On the unity of that government during those days, Rull told me that "a great mutual understanding was created and everyone was very sincere, frank and honest. Everyone respected the individual decisions taken". Everyone was frank and sincere? "Well, the time will come to talk about this question".
(And now, a small aside. When we were in Waterloo a few days ago with Carles Puigdemont and Toni Comín, they both also told me that, when the time comes, they'll reveal various things. And in the case of the president, with documentary evidence. If that ends up happening, it could turn out that the story we know currently isn't what really happened).
And that story that's gone round about Rull, that nobody warned him about the situation? That he didn't know that half the government was abroad and he turned up for work unaware of the truth...
"That Friday of the vote in the Parliament, I said goodbye to a large group of workers who wanted to give me support, telling them that I would go to work on Monday. On Saturday, I was at the famous meeting in northern Catalonia [in France] and on Sunday I returned to Catalonia to head a ceremony for the FGC (Catalan public railways), aware that I was staying because that was the strategy agreed-upon. It was what I'd chosen. And on Monday I went to the office, not to empty it as some have said. The proof is that, when article 155 ended, my things remained as I'd left them".
And it was just at this point that the time for my visit ran out. As I was going to get up, Jordi Turull appeared, a little thinner. We greeted each other putting our hands together with the glass between them. For a few seconds we could chat about things that are neither here nor there now.
The two left through door M25 and I retraced my steps back out. This time, the official who accompanied me, also very young, turned out to be from Badalona. That confirms that the world is divided into those of us who are from Badalona and the rest of humanity. Well, and Josep Rull who is very much from Terrassa, but who has a little of Badalona in his heart.
More doors opening and closing, back to the locker with my things in. When I took the key out of the lock, instead of one euro, two came out. I gave the one that wasn't mine to the officials who, on receiving it, said: "Oh look, in case we need to give change".

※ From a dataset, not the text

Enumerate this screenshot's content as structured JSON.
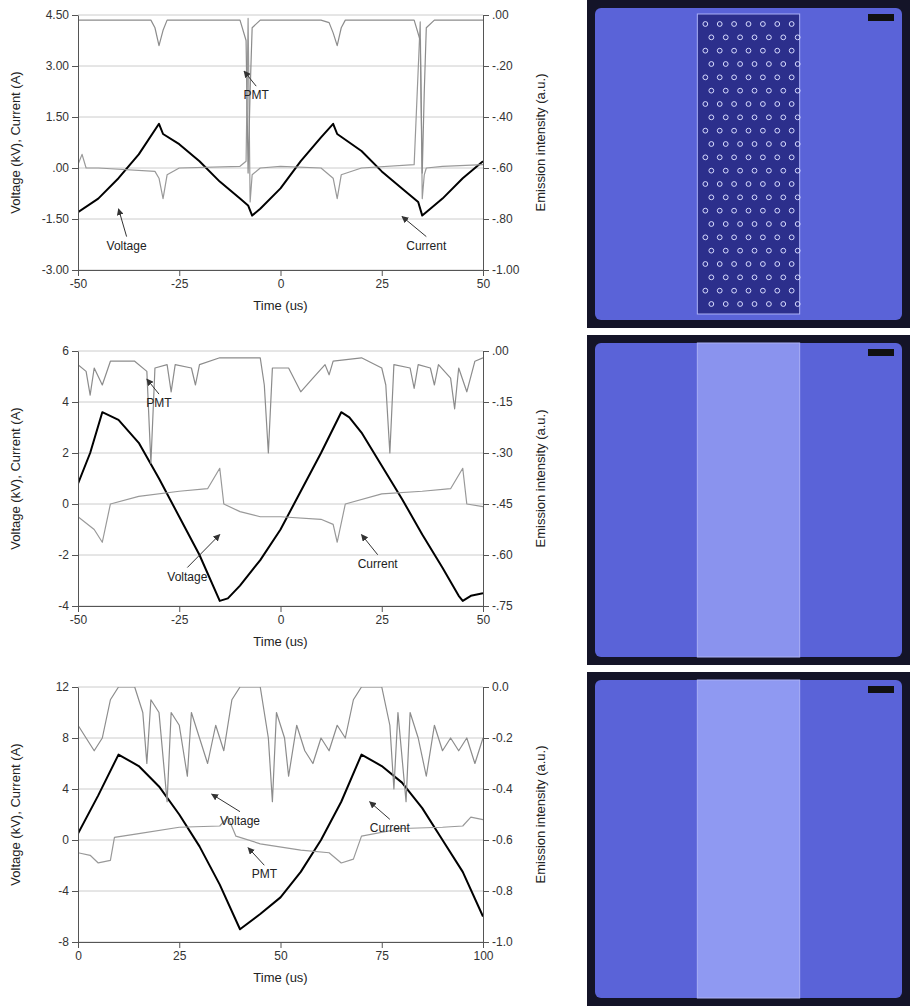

Once outside, whilst walking to my car, I had a great sensation of unreality. I was leaving a prison after seeing a political prisoner. One of the nine political prisoners there are in my country. In the 21st century. A country which has a further eight politicians in exile. Oh, and a rapper and a protester too.
And they're here and there because, according to the people who put them there or collaborated with that process, they broke the law. Then I turned to look again at the building from the ramp which runs down to the car park. And instead of "Sentences depriving [people of their] freedom and our security measures are aimed at reeducation and reintroduction to society", the phrase that came to mind was "Who judges the judges and who has power over justice when it isn't just?". And I still haven't found an answer to that. And I'm afraid that I won't.